2- The Central Bank raised the policy rate from 8.5 percent to 15 percent at the first Monetary Policy Committee meeting with its new governor; there are expectations for a further increase. One of my sources said, “The amount is important, of course, but more important is the policy change.”
3- Taxes. The tax hikes, which have deeply shaken the Turkish public, are seen by foreign investors as a “positive” step towards increasing the state’s revenues. If there was an IMF deal, such tax increases would probably be imposed.
Step 4: finding the money
The fourth step is actually the most important: Will Erdoğan be able to find foreign investment or debt? Will he get the expected results from the UAE, Qatar and Saudi Arabia in the first phase? And at what price?
For example, the media claim that Erdoğan’s visit to the UAE will focus more on energy and defence industry. However, the sources I have access to indicate that UAE investors are interested in many other areas. Agriculture, food and pharmaceutical sectors come first. They intend to make Türkiye a production base and a logistics hub in these fields, if they can find conditions favourable to their interests. As for energy, the UAE wants cooperation in renewable energy sources, even as the Erdoğan administration is trying to make free natural gas an additional budgetary cost during the election period.
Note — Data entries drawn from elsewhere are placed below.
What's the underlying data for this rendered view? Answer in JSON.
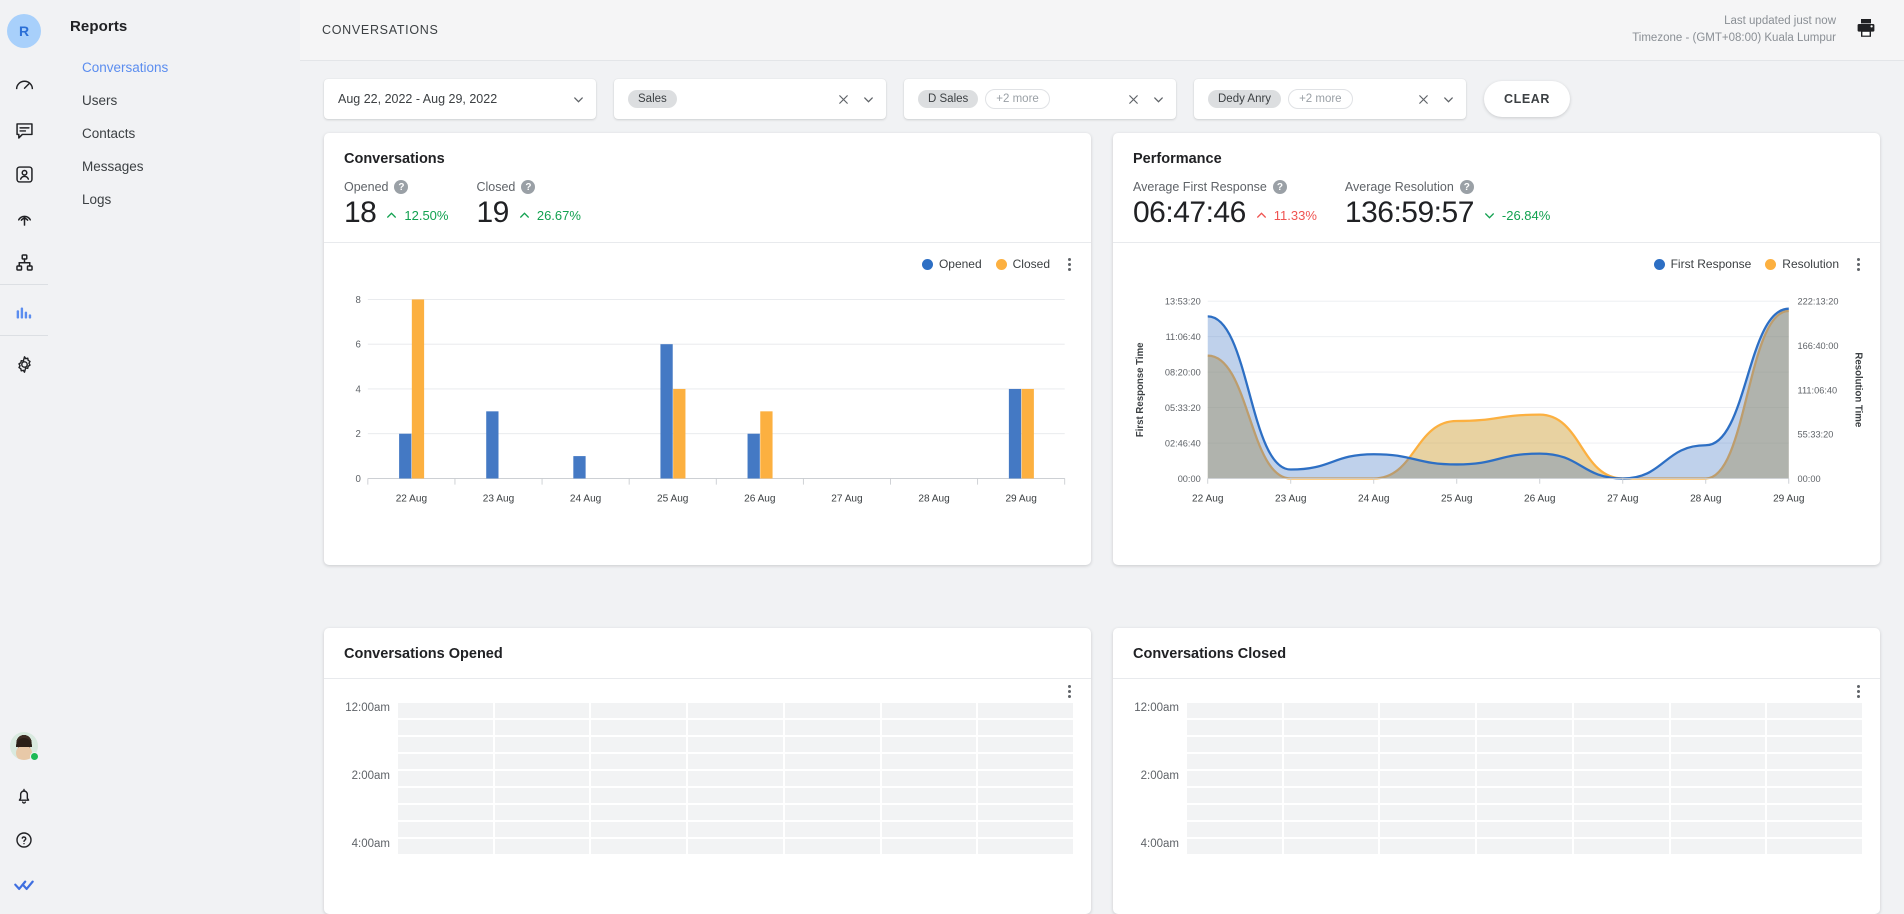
{
  "rail": {
    "logo_initial": "R",
    "icons": [
      {
        "name": "dashboard-gauge-icon",
        "label": "Dashboard"
      },
      {
        "name": "conversations-chat-icon",
        "label": "Conversations"
      },
      {
        "name": "contacts-person-icon",
        "label": "Contacts"
      },
      {
        "name": "broadcast-icon",
        "label": "Broadcast"
      },
      {
        "name": "workflow-icon",
        "label": "Workflow"
      },
      {
        "name": "reports-bar-icon",
        "label": "Reports"
      },
      {
        "name": "settings-gear-icon",
        "label": "Settings"
      }
    ],
    "bottom": [
      {
        "name": "notifications-bell-icon",
        "label": "Notifications"
      },
      {
        "name": "help-question-icon",
        "label": "Help"
      },
      {
        "name": "double-check-icon",
        "label": "Done"
      }
    ]
  },
  "sidebar": {
    "title": "Reports",
    "items": [
      {
        "label": "Conversations",
        "active": true
      },
      {
        "label": "Users",
        "active": false
      },
      {
        "label": "Contacts",
        "active": false
      },
      {
        "label": "Messages",
        "active": false
      },
      {
        "label": "Logs",
        "active": false
      }
    ]
  },
  "topbar": {
    "breadcrumb": "CONVERSATIONS",
    "last_updated": "Last updated just now",
    "timezone": "Timezone - (GMT+08:00) Kuala Lumpur",
    "print_icon": "printer-icon"
  },
  "filters": {
    "date_range": "Aug 22, 2022 - Aug 29, 2022",
    "channel": {
      "chips": [
        "Sales"
      ],
      "more": ""
    },
    "team": {
      "chips": [
        "D Sales"
      ],
      "more": "+2 more"
    },
    "agent": {
      "chips": [
        "Dedy Anry"
      ],
      "more": "+2 more"
    },
    "clear_label": "CLEAR"
  },
  "colors": {
    "blue": "#4479c4",
    "orange": "#fcb040",
    "green": "#12a150",
    "red": "#ef5350",
    "accent": "#5b8def"
  },
  "conversations_card": {
    "title": "Conversations",
    "stats": [
      {
        "label": "Opened",
        "value": "18",
        "delta": "12.50%",
        "direction": "up",
        "tone": "green"
      },
      {
        "label": "Closed",
        "value": "19",
        "delta": "26.67%",
        "direction": "up",
        "tone": "green"
      }
    ]
  },
  "performance_card": {
    "title": "Performance",
    "stats": [
      {
        "label": "Average First Response",
        "value": "06:47:46",
        "delta": "11.33%",
        "direction": "up",
        "tone": "red"
      },
      {
        "label": "Average Resolution",
        "value": "136:59:57",
        "delta": "-26.84%",
        "direction": "down",
        "tone": "green"
      }
    ]
  },
  "opened_heat_card": {
    "title": "Conversations Opened",
    "row_labels": [
      "12:00am",
      "",
      "2:00am",
      "",
      "4:00am"
    ]
  },
  "closed_heat_card": {
    "title": "Conversations Closed",
    "row_labels": [
      "12:00am",
      "",
      "2:00am",
      "",
      "4:00am"
    ]
  },
  "chart_data": [
    {
      "type": "bar",
      "title": "Conversations",
      "categories": [
        "22 Aug",
        "23 Aug",
        "24 Aug",
        "25 Aug",
        "26 Aug",
        "27 Aug",
        "28 Aug",
        "29 Aug"
      ],
      "series": [
        {
          "name": "Opened",
          "color": "#4479c4",
          "values": [
            2,
            3,
            1,
            6,
            2,
            0,
            0,
            4
          ]
        },
        {
          "name": "Closed",
          "color": "#fcb040",
          "values": [
            8,
            0,
            0,
            4,
            3,
            0,
            0,
            4
          ]
        }
      ],
      "ylabel": "",
      "xlabel": "",
      "yticks": [
        0,
        2,
        4,
        6,
        8
      ],
      "ylim": [
        0,
        8
      ],
      "grid": true,
      "legend": "top-right"
    },
    {
      "type": "area",
      "title": "Performance",
      "categories": [
        "22 Aug",
        "23 Aug",
        "24 Aug",
        "25 Aug",
        "26 Aug",
        "27 Aug",
        "28 Aug",
        "29 Aug"
      ],
      "ylabel": "First Response Time",
      "y2label": "Resolution Time",
      "yticks": [
        "00:00",
        "02:46:40",
        "05:33:20",
        "08:20:00",
        "11:06:40",
        "13:53:20"
      ],
      "y2ticks": [
        "00:00",
        "55:33:20",
        "111:06:40",
        "166:40:00",
        "222:13:20"
      ],
      "series": [
        {
          "name": "First Response",
          "color": "#4479c4",
          "values": [
            12.7,
            0.7,
            1.9,
            1.1,
            1.95,
            0.0,
            2.6,
            13.3
          ],
          "unit": "hours",
          "ymax": 13.888
        },
        {
          "name": "Resolution",
          "color": "#fcb040",
          "values": [
            154,
            0,
            0,
            72,
            80,
            0,
            0,
            210
          ],
          "unit": "hours",
          "ymax": 222.22
        }
      ],
      "grid": true,
      "legend": "top-right"
    }
  ]
}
But it is not only the IMF that uses terms like “macroeconomic stability” and “structural reforms”. The UAE and other Gulf investors use them too; everyone wants to get the gain from what they put in. The steps Erdoğan will take determine the way this will happen: whether through direct investment, acquisitions or the less risky “parking” or “swapping” of money with the Central Bank.
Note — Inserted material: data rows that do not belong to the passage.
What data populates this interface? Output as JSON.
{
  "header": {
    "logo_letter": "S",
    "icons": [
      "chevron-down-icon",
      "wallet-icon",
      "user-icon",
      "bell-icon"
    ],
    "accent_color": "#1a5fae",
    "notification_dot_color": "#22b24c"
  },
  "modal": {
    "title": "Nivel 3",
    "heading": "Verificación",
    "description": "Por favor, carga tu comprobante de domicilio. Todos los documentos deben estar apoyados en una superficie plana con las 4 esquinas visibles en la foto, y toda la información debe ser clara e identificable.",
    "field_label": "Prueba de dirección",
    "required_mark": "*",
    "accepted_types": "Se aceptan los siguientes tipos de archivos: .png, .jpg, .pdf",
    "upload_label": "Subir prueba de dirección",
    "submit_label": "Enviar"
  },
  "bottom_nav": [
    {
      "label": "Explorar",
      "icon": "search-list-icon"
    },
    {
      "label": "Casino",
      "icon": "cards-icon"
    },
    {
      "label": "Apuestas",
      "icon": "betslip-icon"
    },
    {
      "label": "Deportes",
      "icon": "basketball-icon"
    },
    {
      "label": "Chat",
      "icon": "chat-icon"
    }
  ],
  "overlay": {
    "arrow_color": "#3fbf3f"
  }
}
And the November threshold
However, Erdoğan is in a race against time in two respects.
First, he has to find foreign funding by November. There are debt repayments in November – mostly by the private sector. There are also concerns that the impact of summer tourism and agricultural revenues and the impact of salary increases on the cost of living will be lost.
The second is the local elections to be held on March 31, 2024. Erdoğan plans to write the bitter prescription by himself instead of the IMF, to get through November by finding external funding, and to open the purse again for the elections in early 2024. Of course, he will be opening the state’s purse for his political interests, but perhaps he is saying that he will think about that after he wins the elections.
And then there is this. Erdoğan and his cabinet attributed the hikes to “the solidarity of the century after the earthquake of the century” (in the words of Vice President Cevdet Yılmaz) to heal the wounds of the devastating February Kahramanmaraş earthquakes. I have no objection to solidarity, but when you do solidarity through consumption taxes, are you not taking from the rich and the poor equally? The Treasury and Finance Ministry’s statement also includes the justification that “they have not raised taxes since 2016”, which is also difficult to understand; it is as if there is an obligation to raise taxes all the time.
We will have to wait and see.
But these hikes really hurt. They really do.